I am experiencing very slow training on RTX 2070 on Windows 10 and the GPU is hardly used, while the same exact code is super fast on GTX 1080Ti. After some research I concluded that training must only be running on CUDA cores and not on Tensor cores. I tried using .half() for both model and for inputs, but the training is still just as slow. Even after I switched to using apex (I used the conda distribution from here: https://anaconda.org/conda-forge/nvidia-apex) the training is still slow.

I am kind of out of options now.
Is there an example script using .half() or apex that I can use to check whether GPU can be fully used?
Is there a way to monitor whether Tensor cores are being used on Windows?

Any help is appreciated!

You could use pyprof to check for TensorCore usage.
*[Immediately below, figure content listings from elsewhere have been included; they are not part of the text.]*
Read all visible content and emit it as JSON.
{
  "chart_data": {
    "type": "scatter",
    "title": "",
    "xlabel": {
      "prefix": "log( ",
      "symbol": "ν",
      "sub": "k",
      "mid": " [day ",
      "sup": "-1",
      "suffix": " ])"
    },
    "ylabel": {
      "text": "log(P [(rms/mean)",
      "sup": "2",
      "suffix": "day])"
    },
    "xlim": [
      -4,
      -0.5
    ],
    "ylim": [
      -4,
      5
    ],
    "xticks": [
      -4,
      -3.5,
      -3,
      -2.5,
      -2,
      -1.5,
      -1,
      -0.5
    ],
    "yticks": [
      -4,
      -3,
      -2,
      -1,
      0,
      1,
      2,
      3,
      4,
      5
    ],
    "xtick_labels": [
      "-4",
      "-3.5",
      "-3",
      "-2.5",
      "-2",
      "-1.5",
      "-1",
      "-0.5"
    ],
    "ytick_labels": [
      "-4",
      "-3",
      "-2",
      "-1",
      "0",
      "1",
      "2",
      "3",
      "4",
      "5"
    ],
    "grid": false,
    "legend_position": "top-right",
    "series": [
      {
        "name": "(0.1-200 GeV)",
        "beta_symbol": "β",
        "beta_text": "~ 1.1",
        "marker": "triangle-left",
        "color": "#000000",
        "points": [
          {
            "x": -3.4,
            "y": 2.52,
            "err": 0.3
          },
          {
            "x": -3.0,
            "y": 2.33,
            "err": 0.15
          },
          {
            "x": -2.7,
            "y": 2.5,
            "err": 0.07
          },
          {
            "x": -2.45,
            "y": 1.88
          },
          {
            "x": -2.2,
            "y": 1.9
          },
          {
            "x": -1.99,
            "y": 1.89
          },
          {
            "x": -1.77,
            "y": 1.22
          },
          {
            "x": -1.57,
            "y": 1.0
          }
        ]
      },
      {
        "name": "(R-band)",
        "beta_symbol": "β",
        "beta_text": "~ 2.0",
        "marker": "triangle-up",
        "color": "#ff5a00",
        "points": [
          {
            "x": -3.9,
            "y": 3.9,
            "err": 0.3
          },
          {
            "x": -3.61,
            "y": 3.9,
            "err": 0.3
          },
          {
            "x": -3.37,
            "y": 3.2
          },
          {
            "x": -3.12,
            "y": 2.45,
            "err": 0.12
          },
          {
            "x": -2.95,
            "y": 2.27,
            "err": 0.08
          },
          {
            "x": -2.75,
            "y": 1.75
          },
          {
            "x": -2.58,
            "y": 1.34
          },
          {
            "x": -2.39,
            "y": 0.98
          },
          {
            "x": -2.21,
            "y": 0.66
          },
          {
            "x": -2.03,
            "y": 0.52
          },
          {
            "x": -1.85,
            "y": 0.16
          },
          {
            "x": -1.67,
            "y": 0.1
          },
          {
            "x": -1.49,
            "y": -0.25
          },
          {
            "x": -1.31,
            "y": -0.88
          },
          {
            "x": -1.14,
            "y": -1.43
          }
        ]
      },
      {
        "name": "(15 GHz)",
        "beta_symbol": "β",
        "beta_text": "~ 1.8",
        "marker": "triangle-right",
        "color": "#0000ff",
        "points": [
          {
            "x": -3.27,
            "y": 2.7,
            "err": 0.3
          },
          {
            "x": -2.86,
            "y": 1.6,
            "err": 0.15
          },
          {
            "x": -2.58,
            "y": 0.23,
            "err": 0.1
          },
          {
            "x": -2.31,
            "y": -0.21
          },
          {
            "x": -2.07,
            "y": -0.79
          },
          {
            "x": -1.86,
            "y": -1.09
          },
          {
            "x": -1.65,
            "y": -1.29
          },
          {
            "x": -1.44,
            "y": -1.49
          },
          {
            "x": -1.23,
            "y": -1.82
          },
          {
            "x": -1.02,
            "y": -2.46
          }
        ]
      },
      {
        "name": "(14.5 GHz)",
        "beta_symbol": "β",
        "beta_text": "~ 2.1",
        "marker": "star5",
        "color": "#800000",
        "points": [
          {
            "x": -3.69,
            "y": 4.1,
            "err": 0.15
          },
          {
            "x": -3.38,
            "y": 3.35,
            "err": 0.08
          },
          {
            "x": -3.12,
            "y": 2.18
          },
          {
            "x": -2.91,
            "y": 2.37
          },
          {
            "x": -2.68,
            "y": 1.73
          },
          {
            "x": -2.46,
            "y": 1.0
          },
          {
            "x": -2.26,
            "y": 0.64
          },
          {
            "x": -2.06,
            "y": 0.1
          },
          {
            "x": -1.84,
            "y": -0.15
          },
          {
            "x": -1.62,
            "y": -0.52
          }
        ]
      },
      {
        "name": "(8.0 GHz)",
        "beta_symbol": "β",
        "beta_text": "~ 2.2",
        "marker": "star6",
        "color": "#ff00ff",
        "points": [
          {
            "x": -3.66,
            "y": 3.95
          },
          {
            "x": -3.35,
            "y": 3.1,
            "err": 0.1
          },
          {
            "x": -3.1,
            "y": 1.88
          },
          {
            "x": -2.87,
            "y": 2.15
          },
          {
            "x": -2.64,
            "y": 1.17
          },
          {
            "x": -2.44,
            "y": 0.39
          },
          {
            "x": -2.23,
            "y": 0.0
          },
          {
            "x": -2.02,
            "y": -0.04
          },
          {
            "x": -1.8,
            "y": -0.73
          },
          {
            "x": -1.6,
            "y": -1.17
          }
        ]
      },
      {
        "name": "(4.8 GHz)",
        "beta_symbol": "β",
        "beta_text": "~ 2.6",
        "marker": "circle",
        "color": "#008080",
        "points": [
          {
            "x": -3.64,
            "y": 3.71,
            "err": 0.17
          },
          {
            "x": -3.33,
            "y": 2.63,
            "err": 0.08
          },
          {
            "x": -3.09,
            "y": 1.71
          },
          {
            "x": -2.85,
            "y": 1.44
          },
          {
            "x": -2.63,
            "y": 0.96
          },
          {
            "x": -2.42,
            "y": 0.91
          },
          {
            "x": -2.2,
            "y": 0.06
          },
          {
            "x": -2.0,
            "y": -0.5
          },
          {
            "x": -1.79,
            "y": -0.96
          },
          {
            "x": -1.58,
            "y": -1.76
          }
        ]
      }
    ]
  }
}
Are both GPUs in the same machine? If not, is the setup of the machines similar?

Thanks! I will take a look at pyprof. The setup on GTX is very different, it is a Linux cluster with 4 GPUs in a node. But performance on my local RTX is x3,500 slower than on the cluster.

On RTX I can see that GPU RAM is being used and CUDA cores are heavily used, but the overall GPU usage is around 7%.

I tried to experiment with reducing batch size and number of workers, but it does not seem to make a difference.

Could you try to profile the data loading pipeline, e.g. using this code, or alternatively remove the data loading and feed a random input to your model?
This would give you some information, if the data loading is the bottleneck, which might be the case given the low utilization of the device.

I followed your suggestion and fed random inputs to the model, but no luck. Just to make sure if I did this correctly: I removed the data loader altogether and just loaded a batch of random tensors, but this also did not increase my GPU usage. I still need to look at pyprof.

I noticed that changing the number workers from 0 to 16 does not seem to significantly change my CPU usage (I have 8 cores). That seems strange.

For the imagenet example it seems that I need to download the data, is that correct? I am waiting for approval. Do you by any chance have another example to check both mixed precision and data loading bottlenecks? Any ideas are appreciated! Thanks

I would recommend to narrow down the issue of a low utilization first.
If you’ve removed the data loading and use a random CUDATensor, the utilization should be higher.
At least if your code is not bottlenecked by anything else, so try to remove all unnecessary code and just keep the training (forward, backward, and optimizer).

Thanks a lot for this tip, I will try that.